Rossellini junior believes that the Cairo Film Festival should focus more on building an international market where films from Egypt and the Arab world are made available to European distributors and vice versa. "This is the importance of any festival in my opinion. It is not just about seeing a few films for a few days, but about exchanging cinematic culture on a regular basis," he contends, adding that "a festival is about a market and networking because markets bring producers and distributors from all over the world." He adds that there should be an opening of production channels between Europe and Egypt. "I don't think there is a co-production agreement between Egypt and the European countries."
Rossellini speculates that the battle against American film may have been still raging a few years back. But now it is lost, or almost so. "In the mind of people film is an American product. Whatever we do will always be seen by people as something other than what the majority considers a film: an expensive product, very comprehensible, with everything explained in a very simple manner. Therefore, when the film language is poetic, philosophic, or ethical and moral, as is the case with our cultures, we make films that the masses don't understand. American films to which they are addicted are never ethical, moral, social or poetic, or they very seldom are. This has thus become the model, which is truly an operation of cultural colonisation." The problem, in Rossellini's view, is no longer one of creating economic and industrial structures, but of starting an operation of cultural decolonisation.
He believes that the EU, representing a different political and economic reality, can create the structures that will counter American cultural predominance. But these structures are currently lacking. Rossellini regrets the fact that there is no one company distributing in all of Europe, and many films have little opportunity of being screened in other European countries. "To make a film that will find sufficient audiences in all of Europe means that such a film has to appeal to the various cultural sensibilities and backgrounds of the very diverse European people," he warns. However, he adds, "if European cinema achieves autonomy and respect vis-à-vis American cinema, it will be able to help African cinema very significantly."

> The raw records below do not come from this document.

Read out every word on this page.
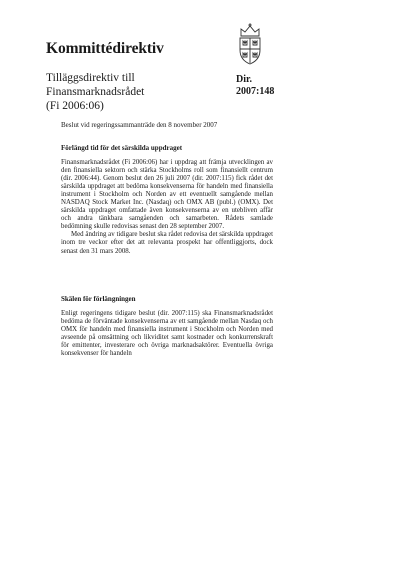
Kommittédirektiv
Tilläggsdirektiv till Finansmarknadsrådet
(Fi 2006:06)
Dir.
2007:148
Beslut vid regeringssammanträde den 8 november 2007
Förlängd tid för det särskilda uppdraget

Finansmarknadsrådet (Fi 2006:06) har i uppdrag att främja utvecklingen av den finansiella sektorn och stärka Stockholms roll som finansiellt centrum (dir. 2006:44). Genom beslut den 26 juli 2007 (dir. 2007:115) fick rådet det särskilda uppdraget att bedöma konsekvenserna för handeln med finansiella instrument i Stockholm och Norden av ett eventuellt samgående mellan NASDAQ Stock Market Inc. (Nasdaq) och OMX AB (publ.) (OMX). Det särskilda uppdraget omfattade även konsekvenserna av en utebliven affär och andra tänkbara samgåenden och samarbeten. Rådets samlade bedömning skulle redovisas senast den 28 september 2007.

Med ändring av tidigare beslut ska rådet redovisa det särskilda uppdraget inom tre veckor efter det att relevanta prospekt har offentliggjorts, dock senast den 31 mars 2008.

Skälen för förlängningen

Enligt regeringens tidigare beslut (dir. 2007:115) ska Finansmarknadsrådet bedöma de förväntade konsekvenserna av ett samgående mellan Nasdaq och OMX för handeln med finansiella instrument i Stockholm och Norden med avseende på omsättning och likviditet samt kostnader och konkurrenskraft för emittenter, investerare och övriga marknadsaktörer. Eventuella övriga konsekvenser för handeln
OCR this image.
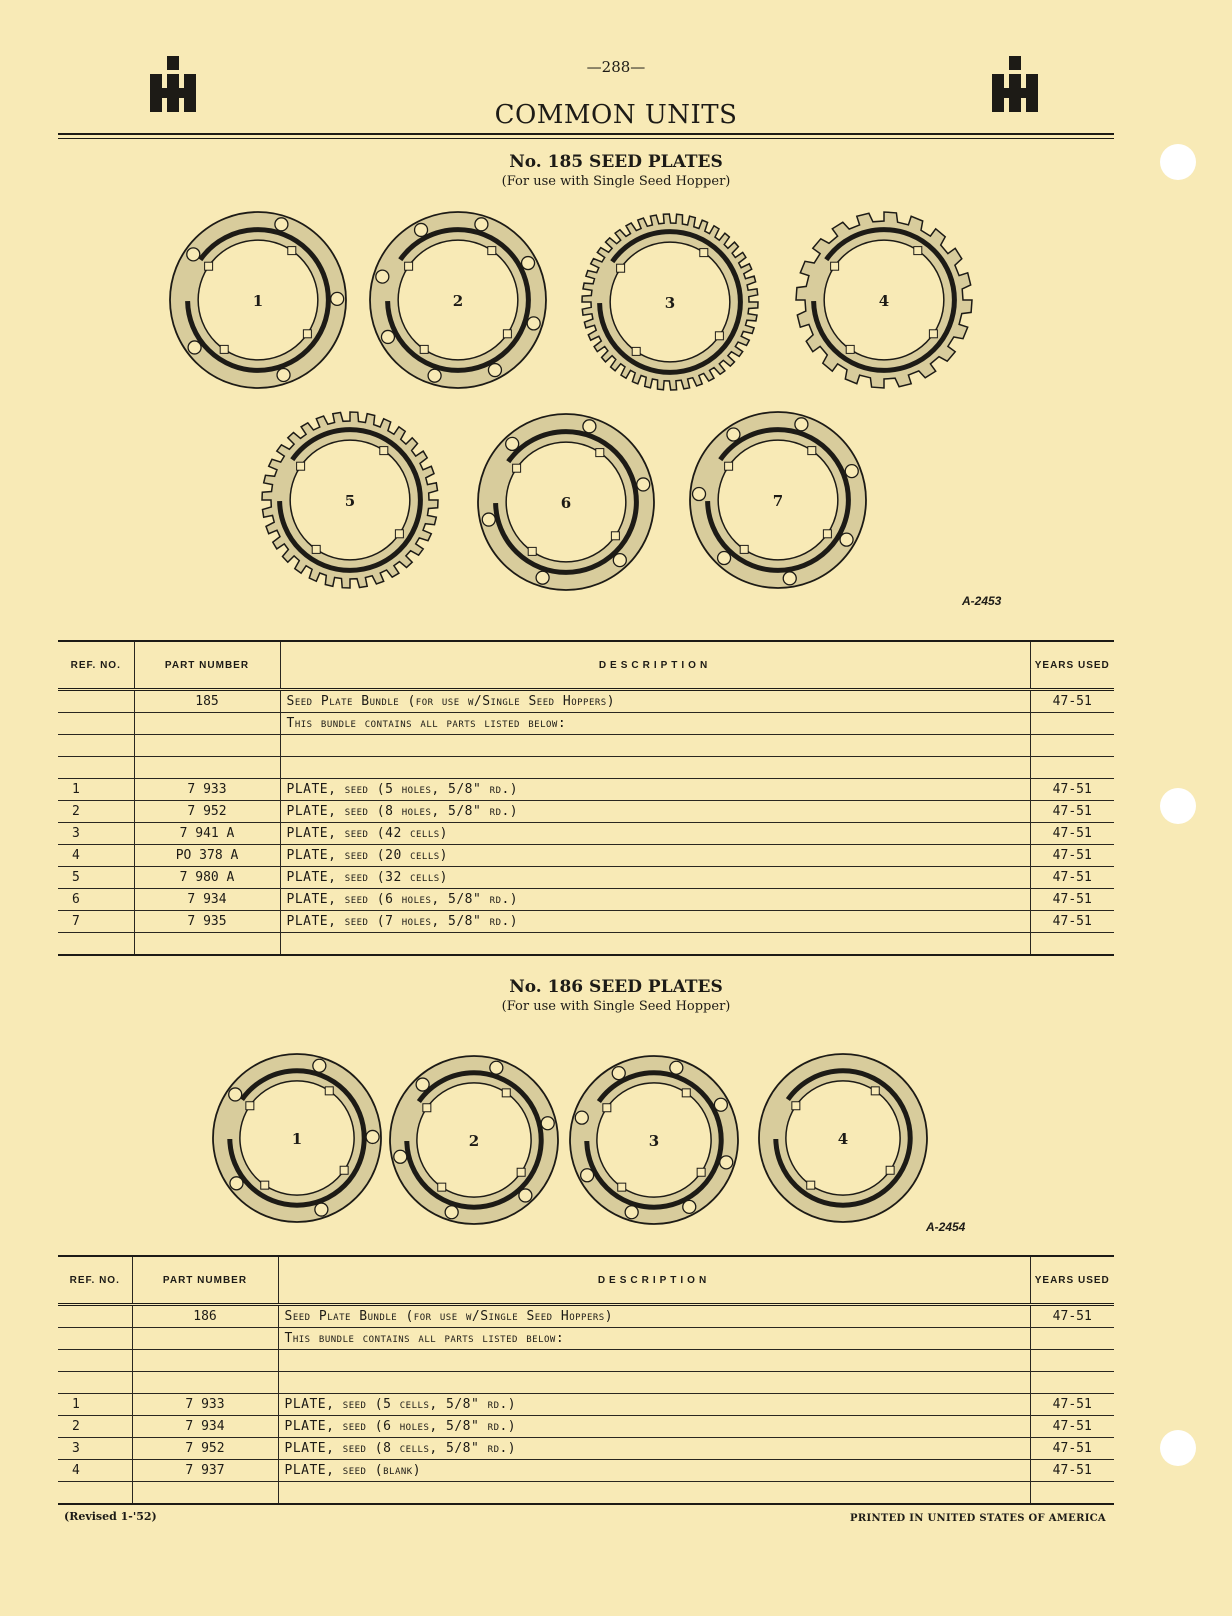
—288—
COMMON UNITS
No. 185 SEED PLATES
(For use with Single Seed Hopper)
1	2	3	4
5	6	7
A-2453
REF. NO.	PART NUMBER	DESCRIPTION	YEARS USED
	185	Seed Plate Bundle (for use w/Single Seed Hoppers)	47-51
		This bundle contains all parts listed below:	

1	7 933	PLATE, seed (5 holes, 5/8" rd.)	47-51
2	7 952	PLATE, seed (8 holes, 5/8" rd.)	47-51
3	7 941 A	PLATE, seed (42 cells)	47-51
4	PO 378 A	PLATE, seed (20 cells)	47-51
5	7 980 A	PLATE, seed (32 cells)	47-51
6	7 934	PLATE, seed (6 holes, 5/8" rd.)	47-51
7	7 935	PLATE, seed (7 holes, 5/8" rd.)	47-51

No. 186 SEED PLATES
(For use with Single Seed Hopper)
1	2	3	4
A-2454
REF. NO.	PART NUMBER	DESCRIPTION	YEARS USED
	186	Seed Plate Bundle (for use w/Single Seed Hoppers)	47-51
		This bundle contains all parts listed below:	

1	7 933	PLATE, seed (5 cells, 5/8" rd.)	47-51
2	7 934	PLATE, seed (6 holes, 5/8" rd.)	47-51
3	7 952	PLATE, seed (8 cells, 5/8" rd.)	47-51
4	7 937	PLATE, seed (blank)	47-51

(Revised 1-'52)	PRINTED IN UNITED STATES OF AMERICA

Rossellini junior likes some independent American films. He sees their independence of the capitalist system as a way of achieving freedom of expression, because a film that is free economically is also free artistically. He hopes that the Cairo Film Festival will organise special rounds for independent US cinema and Italian cinema in the future rounds, to follow in the footsteps of this year's focus on French cinema. Of American cinema he says, "This grand industry is so aggressive that it becomes inimical, it produces many bad, but also some good films." With respect to the better, independent films, Rossellini suggests that the Cairo Festival should collaborate with the Sundance Festival for independent American films. "There should be a section for Sundance films in the Cairo Festival. Even if some think of them as experimental, growth comes with experimenting," he says.